Extension du délai pour l’IVG médicamenteuse : le Conseil d’Etat saisi, valide 18 juin 2020
Conseil d'état valide extension IVG

Après la décision du ministre de la santé, le 14 avril dernier, d’élargir l’accès à l’IVG médicamenteuse durant la pandémie, trois associations ont déposé un recours devant le Conseil d’Etat qui a été examiné le 12 mai dernier. Avec maitre Adeline le Gouvello, avocat à la cour, Gènéthique fait le point.

Gènéthique : Trois associations ont contesté une décision récente prise par le ministre de la santé, Olivier Véran, concernant l’IVG auprès du Conseil d’Etat. De quoi s’agit-il ?

Me Adeline Le Gouvello : Trois associations ont en effet souhaité attaquer la légalité de l’arrêté du 14 avril pris par le Ministre de la Santé Olivier Véran et portant dérogation aux règles applicables en matière d’IVG médicamenteuse hors établissement de santé. Chacune de ces associations a un objet social propre et leurs critiques, si elles se rejoignaient, portaient sur des points différents et complémentaires, ce qui était intéressant.

G : Pourquoi cette contestation ? Sur quelle base a-t-elle été menée ?

AG : L’arrêté semble entaché d’illégalité à bien des égards. Tout d’abord, le ministre de la santé l’a pris sur le fondement de l’état d’urgence sanitaire. Il n’en aurait sinon pas eu le pouvoir. Mais même dans ce contexte, il n’est pas du tout certain qu’il ait bien eu la compétence pour le faire. La loi d’urgence sanitaire a en effet spécifiquement attribué compétence au premier ministre pour tout ce qui concerne les médicaments. Le ministre de la santé hérite d’une compétence résiduelle (ce qui est normal, le pouvoir réglementaire appartenant par principe au premier ministre et par exception aux autres ministres) pour tout ce qui concerne l’organisation du système de santé et application des mesures prises par le premier ministre. Dans tous les cas, les mesures adoptées doivent être strictement nécessaires à la lutte contre l’épidémie et proportionnées.

Or, c’est là que le bât blesse : les mesures de cet arrêté n’étaient en rien nécessaires à la lutte contre le COVID et ne sont certainement pas proportionnées.

G : Que pensez-vous des raisons avancées par le gouvernement pour justifier sa décision ?
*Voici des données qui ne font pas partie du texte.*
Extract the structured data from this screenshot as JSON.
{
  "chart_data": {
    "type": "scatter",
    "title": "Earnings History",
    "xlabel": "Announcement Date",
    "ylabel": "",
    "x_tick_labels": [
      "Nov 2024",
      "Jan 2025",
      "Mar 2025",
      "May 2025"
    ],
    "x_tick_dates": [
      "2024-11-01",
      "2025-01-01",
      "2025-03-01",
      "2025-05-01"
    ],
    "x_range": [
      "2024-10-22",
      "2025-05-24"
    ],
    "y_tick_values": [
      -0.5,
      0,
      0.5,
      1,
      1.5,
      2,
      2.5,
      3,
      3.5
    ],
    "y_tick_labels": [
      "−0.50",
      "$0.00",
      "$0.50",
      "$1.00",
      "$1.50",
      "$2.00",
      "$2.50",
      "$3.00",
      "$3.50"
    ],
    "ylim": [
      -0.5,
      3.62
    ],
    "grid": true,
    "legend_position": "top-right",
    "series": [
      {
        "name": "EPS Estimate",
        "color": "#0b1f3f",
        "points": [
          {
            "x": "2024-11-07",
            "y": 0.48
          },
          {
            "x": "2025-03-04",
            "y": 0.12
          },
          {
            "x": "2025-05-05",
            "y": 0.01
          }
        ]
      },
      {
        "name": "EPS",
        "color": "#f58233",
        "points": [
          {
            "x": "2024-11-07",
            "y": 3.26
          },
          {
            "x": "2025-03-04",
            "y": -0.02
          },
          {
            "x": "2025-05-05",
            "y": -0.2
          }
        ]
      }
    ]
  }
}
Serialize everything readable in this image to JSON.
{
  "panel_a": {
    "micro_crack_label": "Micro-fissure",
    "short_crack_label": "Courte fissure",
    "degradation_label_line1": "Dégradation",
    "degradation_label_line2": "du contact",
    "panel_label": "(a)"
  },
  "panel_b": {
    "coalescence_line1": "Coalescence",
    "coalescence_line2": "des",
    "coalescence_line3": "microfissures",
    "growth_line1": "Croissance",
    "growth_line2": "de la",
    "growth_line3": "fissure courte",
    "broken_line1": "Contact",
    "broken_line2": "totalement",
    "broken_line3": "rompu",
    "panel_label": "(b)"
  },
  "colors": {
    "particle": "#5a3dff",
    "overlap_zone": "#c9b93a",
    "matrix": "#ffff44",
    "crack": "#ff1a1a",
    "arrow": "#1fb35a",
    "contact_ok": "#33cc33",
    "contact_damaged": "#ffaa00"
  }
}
AG : L’argument du gouvernement prétextant la limitation des déplacements ne saurait convaincre : aller chez le médecin faisait partie précisément des dérogations autorisées et les autorités sanitaires n’ont eu de cesse de rappeler la nécessité de continuer à aller chez le médecin. Ce n’est en outre pas chez le gynécologue ou la sage-femme que les femmes risquaient d’attraper le COVID… En outre, l’arrêté a remplacé ce déplacement chez le médecin par un déplacement chez le pharmacien. Il n’y a donc pas de limitations de déplacements ni de diminution des risques de contagion, au contraire : le risque d’attraper le COVID chez le pharmacien est supérieur (même si les praticiens ont évidemment mis en œuvre toutes les mesures de précautions) du simple fait que les malades s’y retrouvaient pour y acheter leur paracétamol alors qu’on risquait beaucoup moins de les croiser chez le gynécologue.